You now can check your tests. It is important to get your grammar working at this stage. Do not move on if you have issues here, since there is a high chance that these issues influence your other tests as well. If you experience weird behaviour on your tests, this is most likely caused by an erroneous definition of LAYOUT.

Finally, you should add lexical syntax rules for comments to your syntax definition. Start with single line comments. Continue with unnested block comments.
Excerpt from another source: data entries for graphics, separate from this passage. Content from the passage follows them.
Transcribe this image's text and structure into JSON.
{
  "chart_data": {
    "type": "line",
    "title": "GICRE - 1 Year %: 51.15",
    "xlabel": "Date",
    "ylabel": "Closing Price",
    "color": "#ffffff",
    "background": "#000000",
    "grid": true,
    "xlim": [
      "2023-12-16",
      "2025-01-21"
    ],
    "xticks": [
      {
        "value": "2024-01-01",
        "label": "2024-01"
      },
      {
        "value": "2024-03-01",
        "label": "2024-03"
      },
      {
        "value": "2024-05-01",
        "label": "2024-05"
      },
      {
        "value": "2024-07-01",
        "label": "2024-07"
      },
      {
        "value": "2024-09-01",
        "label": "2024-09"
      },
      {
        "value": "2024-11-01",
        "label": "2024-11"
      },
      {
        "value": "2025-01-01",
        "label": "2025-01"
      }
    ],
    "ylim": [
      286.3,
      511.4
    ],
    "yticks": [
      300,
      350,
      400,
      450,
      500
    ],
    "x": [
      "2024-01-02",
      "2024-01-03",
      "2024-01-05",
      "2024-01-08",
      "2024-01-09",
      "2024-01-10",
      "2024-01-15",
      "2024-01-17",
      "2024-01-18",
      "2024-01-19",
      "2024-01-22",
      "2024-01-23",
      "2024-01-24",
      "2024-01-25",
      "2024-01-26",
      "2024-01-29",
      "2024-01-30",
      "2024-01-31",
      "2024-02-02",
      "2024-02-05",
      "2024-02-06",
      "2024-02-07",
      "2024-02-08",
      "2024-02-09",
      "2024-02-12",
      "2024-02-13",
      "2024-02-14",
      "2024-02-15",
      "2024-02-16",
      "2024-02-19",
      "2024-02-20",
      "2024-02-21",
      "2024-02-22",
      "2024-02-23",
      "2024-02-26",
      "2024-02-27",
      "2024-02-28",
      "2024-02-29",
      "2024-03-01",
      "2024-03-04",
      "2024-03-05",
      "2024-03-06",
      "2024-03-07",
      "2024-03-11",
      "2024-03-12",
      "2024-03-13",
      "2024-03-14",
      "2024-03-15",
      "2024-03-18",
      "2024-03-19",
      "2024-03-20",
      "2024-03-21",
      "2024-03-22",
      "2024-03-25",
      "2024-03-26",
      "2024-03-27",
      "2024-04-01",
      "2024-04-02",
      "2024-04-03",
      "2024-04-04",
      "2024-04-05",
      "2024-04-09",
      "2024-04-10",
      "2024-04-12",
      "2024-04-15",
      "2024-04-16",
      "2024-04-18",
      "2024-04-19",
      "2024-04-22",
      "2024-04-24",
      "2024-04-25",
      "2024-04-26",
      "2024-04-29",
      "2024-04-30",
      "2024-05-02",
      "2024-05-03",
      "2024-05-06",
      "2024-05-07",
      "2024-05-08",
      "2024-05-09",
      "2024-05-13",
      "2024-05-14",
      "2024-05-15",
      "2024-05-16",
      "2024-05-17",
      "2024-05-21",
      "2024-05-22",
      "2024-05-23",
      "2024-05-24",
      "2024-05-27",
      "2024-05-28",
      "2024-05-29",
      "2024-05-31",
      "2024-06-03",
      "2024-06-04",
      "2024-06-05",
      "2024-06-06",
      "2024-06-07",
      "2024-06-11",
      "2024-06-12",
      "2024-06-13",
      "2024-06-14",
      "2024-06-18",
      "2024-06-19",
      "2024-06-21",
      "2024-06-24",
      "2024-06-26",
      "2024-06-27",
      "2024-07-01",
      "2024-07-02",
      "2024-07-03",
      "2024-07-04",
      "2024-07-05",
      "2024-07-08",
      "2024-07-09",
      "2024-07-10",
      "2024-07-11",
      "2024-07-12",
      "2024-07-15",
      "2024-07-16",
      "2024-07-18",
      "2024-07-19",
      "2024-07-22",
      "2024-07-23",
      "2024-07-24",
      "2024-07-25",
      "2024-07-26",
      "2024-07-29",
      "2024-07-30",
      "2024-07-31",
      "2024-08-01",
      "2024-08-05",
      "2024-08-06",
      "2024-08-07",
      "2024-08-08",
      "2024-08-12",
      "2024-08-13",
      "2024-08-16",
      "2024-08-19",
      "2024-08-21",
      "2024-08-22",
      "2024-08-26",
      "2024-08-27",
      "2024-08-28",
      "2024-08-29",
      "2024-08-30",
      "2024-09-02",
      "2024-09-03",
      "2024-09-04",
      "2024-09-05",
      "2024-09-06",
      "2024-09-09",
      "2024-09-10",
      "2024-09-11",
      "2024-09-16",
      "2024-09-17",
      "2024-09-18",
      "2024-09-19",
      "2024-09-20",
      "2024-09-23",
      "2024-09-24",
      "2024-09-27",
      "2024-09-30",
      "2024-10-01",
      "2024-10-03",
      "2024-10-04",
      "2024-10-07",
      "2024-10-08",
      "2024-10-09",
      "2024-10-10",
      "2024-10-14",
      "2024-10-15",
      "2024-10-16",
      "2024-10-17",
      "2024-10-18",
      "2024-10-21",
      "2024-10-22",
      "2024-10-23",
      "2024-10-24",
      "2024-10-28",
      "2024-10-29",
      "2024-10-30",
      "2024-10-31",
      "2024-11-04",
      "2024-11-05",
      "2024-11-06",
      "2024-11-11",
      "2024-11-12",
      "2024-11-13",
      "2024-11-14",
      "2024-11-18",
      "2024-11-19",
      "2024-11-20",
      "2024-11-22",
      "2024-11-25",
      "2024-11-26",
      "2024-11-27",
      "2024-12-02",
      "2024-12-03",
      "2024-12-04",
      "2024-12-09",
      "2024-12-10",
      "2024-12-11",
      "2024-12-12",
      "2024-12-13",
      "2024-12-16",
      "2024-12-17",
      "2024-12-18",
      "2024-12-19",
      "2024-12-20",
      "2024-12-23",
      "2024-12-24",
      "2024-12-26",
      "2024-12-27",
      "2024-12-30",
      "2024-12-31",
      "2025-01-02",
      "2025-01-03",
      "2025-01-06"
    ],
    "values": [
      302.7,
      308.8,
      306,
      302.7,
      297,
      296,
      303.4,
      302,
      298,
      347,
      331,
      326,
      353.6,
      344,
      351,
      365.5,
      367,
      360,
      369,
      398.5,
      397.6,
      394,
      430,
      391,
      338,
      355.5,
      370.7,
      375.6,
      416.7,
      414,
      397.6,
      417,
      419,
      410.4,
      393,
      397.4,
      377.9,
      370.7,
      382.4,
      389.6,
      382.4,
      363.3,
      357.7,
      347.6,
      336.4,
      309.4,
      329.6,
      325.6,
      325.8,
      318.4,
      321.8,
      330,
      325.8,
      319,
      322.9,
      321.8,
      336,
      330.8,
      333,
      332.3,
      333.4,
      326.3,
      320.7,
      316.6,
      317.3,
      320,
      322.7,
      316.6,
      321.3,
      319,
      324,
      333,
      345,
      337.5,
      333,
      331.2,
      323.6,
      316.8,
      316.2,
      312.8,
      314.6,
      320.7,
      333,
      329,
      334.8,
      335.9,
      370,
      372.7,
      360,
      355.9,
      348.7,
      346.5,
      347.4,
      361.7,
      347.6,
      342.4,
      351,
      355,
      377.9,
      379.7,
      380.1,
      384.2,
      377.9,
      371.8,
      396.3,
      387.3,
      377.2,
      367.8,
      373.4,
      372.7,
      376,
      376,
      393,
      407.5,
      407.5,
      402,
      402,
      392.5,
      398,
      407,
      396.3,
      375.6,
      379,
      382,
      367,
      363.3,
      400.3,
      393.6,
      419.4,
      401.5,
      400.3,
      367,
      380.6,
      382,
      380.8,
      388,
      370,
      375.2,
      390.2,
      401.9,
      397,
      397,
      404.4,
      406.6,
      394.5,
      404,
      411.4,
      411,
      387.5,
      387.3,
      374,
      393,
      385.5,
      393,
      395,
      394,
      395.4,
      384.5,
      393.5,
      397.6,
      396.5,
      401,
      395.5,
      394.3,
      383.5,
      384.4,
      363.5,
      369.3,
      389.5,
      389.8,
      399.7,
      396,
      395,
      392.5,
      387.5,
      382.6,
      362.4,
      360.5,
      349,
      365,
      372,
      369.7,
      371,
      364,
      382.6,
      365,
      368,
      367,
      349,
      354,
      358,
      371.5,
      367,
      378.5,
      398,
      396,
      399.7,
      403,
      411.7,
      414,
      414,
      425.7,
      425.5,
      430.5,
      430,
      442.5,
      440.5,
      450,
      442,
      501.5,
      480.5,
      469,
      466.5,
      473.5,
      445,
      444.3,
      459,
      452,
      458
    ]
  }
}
Do not forget to define follow restrictions.

Editor Services

When developing a language in Spoofax, the syntax definition written in SDF3 does not produce only a parser but other editor services as well.

Pretty Printing

Spoofax generates pretty-printing rules from your syntax definition. You can find these rules in src-gen/pp/<name>-pp.str.

In order to test the pretty-print builder, you need to build your project. Your MiniJava editor provides a menu entry named Format that uses these generated rules to pretty-print a MiniJava file. Create or open a .mjv test file with a valid program, go to the Spoofax -> Syntax menu and choose Format. This will apply Format to the current file and show the result in a new editor.

If your start symbols are not defined in the main SDF3 module, you might need to import the generated src-gen/pp/*-pp.str files into trans/pp.str.

Typically, the pretty-printed code lacks proper indentation and line breaks. You can fix this by improving your templates in the syntax definition. The pretty-printer follows the indentation and line breaks from the syntax definition.

You should improve your syntax definition in order to get readable code with a consistent indentation. You might read on indent styles for some inspiration.

Make sure that your altered syntax definition is still correct and can be used to parse MiniJava programs.

Syntactic Code Completion

Together with a pretty-printer, Spoofax also automatically derives syntactic code completion from the syntax definition. This feature allows for example, for new users to discover the language’s syntax while editing the program. To know more details about syntactic code completion in Spoofax, check the documentation.


Challenges are meant to distinguish excellent solutions from good solutions. Typically, they are less guided and require more investigation or higher programming skills.

This lab’s challenge is to support nested block comments.